Martial Arts: Equanimity & Tai Chi

When prospective students visit my Tai Chi school, I always invite them to sit in on a Tai Chi class in progress. I think it’s only fair and prudent that potential students have the opportunity to observe a class before committing to a course of study. Observing first, prior to enrolling, gives prospects the benefit of full disclosure of what I teach and how I teach it. Occasionally, prospective students ask if they might try a class before signing up. As a rule, I prefer that visitors watch first, rather than participate. Non-participatory observation offers a broader objective vantage point. Aside from the “what’s” and “how’s” of my teaching method, observers can also get a sense of the school’s ambience and its social atmosphere. This all makes for an important first step in determining if any given school is a good match for any given student.

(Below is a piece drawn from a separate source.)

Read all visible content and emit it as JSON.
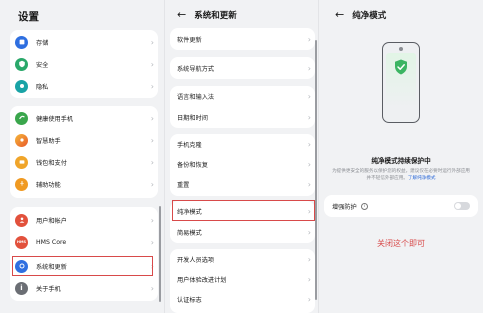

After class is over, I like to chat with observers to discuss their impressions. What do they think? How do they feel about what they’ve observed? Almost without exception, observers volunteer impressions along the lines of, “Gee, I can’t believe how relaxed I feel after watching Tai Chi class.” Just watching Tai Chi can induce a deeply relaxing effect on people. This comes as no surprise, and not just because I hear it so often. I expect such a response because I understand that even just observing Tai Chi triggers a parasympathetic (relaxation) response in the brains and bodies of those observing. Watching Tai Chi can, all by itself, prove to be calming. Experiencing the calmness that Tai Chi can confer is the first step in acquiring Tai Chi’s most underrated benefit—equanimity.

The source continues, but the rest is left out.